Mark Franta, wearing shackles on his legs and arms and wrinkled navy blue prison scrubs, wept Monday in Las Vegas Justice Court as a Clark County prosecutor detailed his wife's slaying.
Prosecutor Christopher Lalli, who was arguing that bail be set at $1 million, described how the 50-year-old defendant was caught on surveillance video dumping Marybeth Franta's body behind the Albertsons at Craig Road and Tenaya Way, in the northwest valley.
Lalli told Justice of the Peace Eric Goodman that when Las Vegas police confronted Mark Franta, he gave them "a story of all-out lies."
Marybeth Franta, a popular science teacher at Molasky Junior High School, died a slow death, Lalli said. Her body was "badly beaten" and her life snuffed out by strangulation, the prosecutor said.
Crying echoed throughout the courtroom filled with family members of both the defendant and the victim.
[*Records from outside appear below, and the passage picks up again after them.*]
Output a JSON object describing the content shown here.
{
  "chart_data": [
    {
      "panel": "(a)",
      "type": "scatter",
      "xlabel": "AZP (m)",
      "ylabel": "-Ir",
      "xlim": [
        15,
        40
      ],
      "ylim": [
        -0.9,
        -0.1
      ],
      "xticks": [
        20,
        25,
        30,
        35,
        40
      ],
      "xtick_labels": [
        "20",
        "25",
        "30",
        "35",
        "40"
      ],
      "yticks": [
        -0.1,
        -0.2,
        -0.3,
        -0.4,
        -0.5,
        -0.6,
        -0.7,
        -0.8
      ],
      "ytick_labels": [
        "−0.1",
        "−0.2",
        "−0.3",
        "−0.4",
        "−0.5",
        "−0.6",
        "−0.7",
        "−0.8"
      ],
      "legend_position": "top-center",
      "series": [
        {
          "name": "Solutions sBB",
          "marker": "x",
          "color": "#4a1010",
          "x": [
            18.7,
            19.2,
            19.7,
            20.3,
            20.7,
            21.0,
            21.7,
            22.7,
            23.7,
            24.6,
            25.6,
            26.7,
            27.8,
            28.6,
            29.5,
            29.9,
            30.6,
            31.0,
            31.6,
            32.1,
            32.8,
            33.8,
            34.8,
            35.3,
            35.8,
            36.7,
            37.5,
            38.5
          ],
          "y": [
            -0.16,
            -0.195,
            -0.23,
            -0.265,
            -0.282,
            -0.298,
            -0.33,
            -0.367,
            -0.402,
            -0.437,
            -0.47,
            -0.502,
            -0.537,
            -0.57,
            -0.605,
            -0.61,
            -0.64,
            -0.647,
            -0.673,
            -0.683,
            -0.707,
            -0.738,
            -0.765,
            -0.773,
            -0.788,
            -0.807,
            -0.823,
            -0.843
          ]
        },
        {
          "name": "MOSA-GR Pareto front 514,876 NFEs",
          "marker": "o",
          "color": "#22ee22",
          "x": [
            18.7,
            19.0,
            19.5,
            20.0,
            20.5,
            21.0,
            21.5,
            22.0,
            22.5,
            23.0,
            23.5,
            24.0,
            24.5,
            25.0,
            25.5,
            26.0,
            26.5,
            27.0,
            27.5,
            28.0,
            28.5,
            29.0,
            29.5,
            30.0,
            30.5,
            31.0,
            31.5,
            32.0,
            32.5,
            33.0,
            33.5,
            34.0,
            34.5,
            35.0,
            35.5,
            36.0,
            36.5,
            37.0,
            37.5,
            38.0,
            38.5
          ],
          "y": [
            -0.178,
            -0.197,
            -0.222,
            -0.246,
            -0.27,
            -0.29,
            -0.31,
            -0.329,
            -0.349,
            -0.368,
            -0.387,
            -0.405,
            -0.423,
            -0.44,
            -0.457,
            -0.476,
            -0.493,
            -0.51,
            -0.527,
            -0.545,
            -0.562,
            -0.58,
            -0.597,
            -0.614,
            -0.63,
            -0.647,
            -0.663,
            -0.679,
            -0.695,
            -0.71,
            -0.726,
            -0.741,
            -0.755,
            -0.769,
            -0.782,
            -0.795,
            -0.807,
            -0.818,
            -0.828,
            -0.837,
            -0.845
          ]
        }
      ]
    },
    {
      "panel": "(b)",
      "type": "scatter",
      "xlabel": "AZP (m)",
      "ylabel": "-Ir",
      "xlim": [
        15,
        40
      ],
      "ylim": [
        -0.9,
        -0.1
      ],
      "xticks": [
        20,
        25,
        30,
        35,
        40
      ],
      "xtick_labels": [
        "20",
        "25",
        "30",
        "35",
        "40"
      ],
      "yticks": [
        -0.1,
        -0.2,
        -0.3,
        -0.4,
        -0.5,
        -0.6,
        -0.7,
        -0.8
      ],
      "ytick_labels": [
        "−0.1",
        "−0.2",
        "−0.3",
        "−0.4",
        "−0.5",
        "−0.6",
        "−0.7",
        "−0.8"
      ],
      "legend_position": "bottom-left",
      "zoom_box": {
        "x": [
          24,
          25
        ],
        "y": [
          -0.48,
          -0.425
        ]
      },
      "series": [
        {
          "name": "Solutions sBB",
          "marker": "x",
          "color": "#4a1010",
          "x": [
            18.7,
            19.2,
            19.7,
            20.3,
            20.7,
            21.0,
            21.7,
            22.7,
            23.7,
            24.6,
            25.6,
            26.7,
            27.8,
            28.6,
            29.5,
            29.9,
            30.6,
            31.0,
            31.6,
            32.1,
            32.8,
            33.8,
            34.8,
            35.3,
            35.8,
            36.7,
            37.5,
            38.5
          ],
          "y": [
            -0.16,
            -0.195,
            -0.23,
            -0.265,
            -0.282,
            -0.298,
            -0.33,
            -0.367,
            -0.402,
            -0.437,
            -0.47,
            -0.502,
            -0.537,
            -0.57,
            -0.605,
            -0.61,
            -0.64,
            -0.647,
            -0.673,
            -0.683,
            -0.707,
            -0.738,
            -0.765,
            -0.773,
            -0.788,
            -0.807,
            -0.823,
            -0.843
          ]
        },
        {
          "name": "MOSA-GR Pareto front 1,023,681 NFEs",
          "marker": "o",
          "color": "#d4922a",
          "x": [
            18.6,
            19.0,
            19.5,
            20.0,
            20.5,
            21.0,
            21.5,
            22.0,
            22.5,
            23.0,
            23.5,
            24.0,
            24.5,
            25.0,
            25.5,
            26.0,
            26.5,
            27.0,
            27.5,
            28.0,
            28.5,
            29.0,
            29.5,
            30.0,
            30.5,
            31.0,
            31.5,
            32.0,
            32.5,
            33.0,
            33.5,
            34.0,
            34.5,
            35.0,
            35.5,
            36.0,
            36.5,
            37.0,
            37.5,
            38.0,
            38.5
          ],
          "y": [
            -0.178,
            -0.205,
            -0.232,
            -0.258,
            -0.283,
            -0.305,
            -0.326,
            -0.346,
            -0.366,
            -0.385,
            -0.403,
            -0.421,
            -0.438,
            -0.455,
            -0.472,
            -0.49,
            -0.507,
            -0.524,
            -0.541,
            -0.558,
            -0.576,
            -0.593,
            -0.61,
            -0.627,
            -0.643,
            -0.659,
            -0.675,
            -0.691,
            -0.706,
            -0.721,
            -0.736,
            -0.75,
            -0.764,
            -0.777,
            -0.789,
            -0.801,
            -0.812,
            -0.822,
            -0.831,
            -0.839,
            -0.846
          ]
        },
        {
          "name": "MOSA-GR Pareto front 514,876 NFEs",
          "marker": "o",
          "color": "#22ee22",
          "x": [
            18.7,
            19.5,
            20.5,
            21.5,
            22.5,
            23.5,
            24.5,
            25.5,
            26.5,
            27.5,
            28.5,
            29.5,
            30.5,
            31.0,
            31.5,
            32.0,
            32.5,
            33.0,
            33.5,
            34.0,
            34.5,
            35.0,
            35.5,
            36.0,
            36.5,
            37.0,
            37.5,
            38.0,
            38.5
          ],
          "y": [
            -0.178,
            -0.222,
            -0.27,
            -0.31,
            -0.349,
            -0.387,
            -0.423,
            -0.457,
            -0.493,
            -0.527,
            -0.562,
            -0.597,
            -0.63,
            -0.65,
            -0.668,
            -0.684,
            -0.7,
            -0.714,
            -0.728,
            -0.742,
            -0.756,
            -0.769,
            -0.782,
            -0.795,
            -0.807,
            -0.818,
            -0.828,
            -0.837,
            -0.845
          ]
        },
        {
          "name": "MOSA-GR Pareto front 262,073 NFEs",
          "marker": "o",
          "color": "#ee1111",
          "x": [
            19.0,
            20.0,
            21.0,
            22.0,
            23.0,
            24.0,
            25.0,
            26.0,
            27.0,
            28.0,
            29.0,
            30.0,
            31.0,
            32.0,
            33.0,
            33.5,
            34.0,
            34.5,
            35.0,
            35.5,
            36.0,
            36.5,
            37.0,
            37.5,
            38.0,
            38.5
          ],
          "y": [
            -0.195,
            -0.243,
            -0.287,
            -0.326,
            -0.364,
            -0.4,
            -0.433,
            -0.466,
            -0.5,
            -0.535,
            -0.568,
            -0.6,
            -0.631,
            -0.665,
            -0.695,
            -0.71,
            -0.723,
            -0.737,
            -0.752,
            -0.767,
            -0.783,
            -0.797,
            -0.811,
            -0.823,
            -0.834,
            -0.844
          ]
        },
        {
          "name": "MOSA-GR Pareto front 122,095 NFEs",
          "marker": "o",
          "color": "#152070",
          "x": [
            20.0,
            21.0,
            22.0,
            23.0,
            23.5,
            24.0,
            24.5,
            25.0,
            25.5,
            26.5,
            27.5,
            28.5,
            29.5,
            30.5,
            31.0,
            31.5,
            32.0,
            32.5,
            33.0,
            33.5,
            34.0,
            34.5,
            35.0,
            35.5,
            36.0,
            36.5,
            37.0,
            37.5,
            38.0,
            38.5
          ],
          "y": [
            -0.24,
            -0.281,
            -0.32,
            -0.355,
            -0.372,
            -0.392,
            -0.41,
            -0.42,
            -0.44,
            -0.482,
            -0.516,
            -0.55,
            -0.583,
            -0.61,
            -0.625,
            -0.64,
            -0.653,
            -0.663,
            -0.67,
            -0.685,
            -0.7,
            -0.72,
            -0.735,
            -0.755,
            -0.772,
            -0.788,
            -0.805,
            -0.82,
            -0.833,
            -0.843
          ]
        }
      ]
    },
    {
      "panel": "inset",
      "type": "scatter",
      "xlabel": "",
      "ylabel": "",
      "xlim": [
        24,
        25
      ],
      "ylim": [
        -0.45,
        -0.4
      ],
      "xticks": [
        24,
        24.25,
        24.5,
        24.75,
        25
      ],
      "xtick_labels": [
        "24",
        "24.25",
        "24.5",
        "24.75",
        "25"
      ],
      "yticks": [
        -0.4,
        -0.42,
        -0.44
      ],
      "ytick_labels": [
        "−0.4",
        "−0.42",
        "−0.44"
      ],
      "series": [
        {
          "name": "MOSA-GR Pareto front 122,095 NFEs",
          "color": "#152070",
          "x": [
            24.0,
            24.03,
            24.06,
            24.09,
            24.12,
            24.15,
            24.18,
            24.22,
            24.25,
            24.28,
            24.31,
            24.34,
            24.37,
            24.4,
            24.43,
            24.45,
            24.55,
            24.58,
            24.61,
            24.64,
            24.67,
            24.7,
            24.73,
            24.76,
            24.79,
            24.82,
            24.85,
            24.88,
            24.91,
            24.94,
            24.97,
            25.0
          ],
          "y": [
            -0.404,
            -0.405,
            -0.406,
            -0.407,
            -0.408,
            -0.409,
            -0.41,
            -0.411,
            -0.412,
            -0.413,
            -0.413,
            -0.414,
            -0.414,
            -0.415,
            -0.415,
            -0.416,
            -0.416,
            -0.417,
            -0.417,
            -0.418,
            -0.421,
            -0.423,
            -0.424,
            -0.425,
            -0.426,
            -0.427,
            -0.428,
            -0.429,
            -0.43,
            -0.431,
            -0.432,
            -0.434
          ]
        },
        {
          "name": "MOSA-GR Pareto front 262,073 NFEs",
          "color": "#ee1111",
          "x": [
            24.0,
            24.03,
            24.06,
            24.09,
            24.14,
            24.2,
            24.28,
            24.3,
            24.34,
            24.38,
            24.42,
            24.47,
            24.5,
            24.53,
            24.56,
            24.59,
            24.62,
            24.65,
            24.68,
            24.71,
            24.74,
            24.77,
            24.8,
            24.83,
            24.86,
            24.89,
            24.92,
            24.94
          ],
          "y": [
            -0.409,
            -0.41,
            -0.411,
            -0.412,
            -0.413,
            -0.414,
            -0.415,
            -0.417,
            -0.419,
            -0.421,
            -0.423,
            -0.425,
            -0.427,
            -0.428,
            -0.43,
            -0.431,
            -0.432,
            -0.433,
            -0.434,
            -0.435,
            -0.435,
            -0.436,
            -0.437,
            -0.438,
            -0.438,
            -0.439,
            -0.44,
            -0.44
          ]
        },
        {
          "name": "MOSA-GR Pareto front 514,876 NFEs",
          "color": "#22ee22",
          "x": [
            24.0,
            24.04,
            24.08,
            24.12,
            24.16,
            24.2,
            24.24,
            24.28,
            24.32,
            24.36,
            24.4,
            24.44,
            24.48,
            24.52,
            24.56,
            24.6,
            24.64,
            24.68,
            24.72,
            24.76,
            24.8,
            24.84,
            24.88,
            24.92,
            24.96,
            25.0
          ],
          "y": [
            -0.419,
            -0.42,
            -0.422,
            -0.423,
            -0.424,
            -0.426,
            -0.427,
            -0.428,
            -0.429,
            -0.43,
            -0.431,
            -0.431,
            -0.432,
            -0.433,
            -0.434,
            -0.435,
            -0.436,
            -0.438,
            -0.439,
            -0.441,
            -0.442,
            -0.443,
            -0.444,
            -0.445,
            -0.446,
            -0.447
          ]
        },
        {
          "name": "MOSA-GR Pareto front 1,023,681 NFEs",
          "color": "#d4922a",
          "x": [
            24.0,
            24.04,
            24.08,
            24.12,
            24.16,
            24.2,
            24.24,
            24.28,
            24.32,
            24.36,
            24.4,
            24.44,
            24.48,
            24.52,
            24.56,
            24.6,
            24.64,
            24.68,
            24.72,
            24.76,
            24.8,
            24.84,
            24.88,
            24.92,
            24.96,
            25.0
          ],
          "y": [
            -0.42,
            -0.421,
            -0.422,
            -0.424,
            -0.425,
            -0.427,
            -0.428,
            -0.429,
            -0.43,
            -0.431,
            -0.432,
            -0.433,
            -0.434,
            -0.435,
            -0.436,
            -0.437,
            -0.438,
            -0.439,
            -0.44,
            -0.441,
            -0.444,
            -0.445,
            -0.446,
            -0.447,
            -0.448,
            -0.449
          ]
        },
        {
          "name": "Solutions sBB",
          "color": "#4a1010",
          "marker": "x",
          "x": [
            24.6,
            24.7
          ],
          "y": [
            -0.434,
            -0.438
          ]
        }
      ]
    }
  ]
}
Goodman set bail at $1 million for Mark Franta, who is charged with one count of murder. He remains in custody at the Clark County Detention Center, according to jail records.
Deputy Public Defender Christy Craig had asked Goodman to set bail at $25,000, arguing that her client has family ties to the community and has every incentive to stay and see the case through.
"A million dollars might as well be no bail at all," Craig said, to no avail.
The couple's two children, both in their 20s, sat in the courtroom with Mark Franta's siblings. They were separated by several rows from members of Marybeth Franta's family, including several of her siblings.
After the hearing, Marybeth Franta's younger brother, Marine Col. Stephen Nitzschke, said his family appreciates the outpouring of support and sympathy from members of the Las Vegas community.
Her family is "hoping for justice," Nitzschke said, but it has been very difficult because they considered Mark Franta a member of the family. The colonel said it has been hardest on the two children.
"They lost two parents in this tragedy," Nitzschke said.
Nitzschke described his sister, older by one year, as kind, caring and considerate, and a positive influence on Las Vegas for more than 30 years. He described the couple as normal and could not speak to any prior incidents of domestic violence.
Mark Franta's family and the couple's children declined to comment after the hearing.
Craig said Mark Franta was despondent. She said he is concerned mostly about the two children and what this is doing to them.
Investigators said they think Marybeth Franta returned home the evening of Nov. 13 after attending a wedding and argued with her husband, who had been drinking. They allege Mark Franta then killed his wife.
Las Vegas police say video footage from two businesses shows Mark Franta early Nov. 14 near where his wife's body was found. Later that day, Mark Franta reported his wife missing. He was arrested Nov. 17.
There had been no documentation of domestic violence in the couple's marriage of more than 20 years. But family friends have said there was friction recently because Mark Franta, an ironworker, had lost his job.
News of Marybeth Franta's death has shocked many in Las Vegas, including students and colleagues at Molasky Junior High and members of the local equestrian community. She was a former director of the Nevada State Horsemen's Association.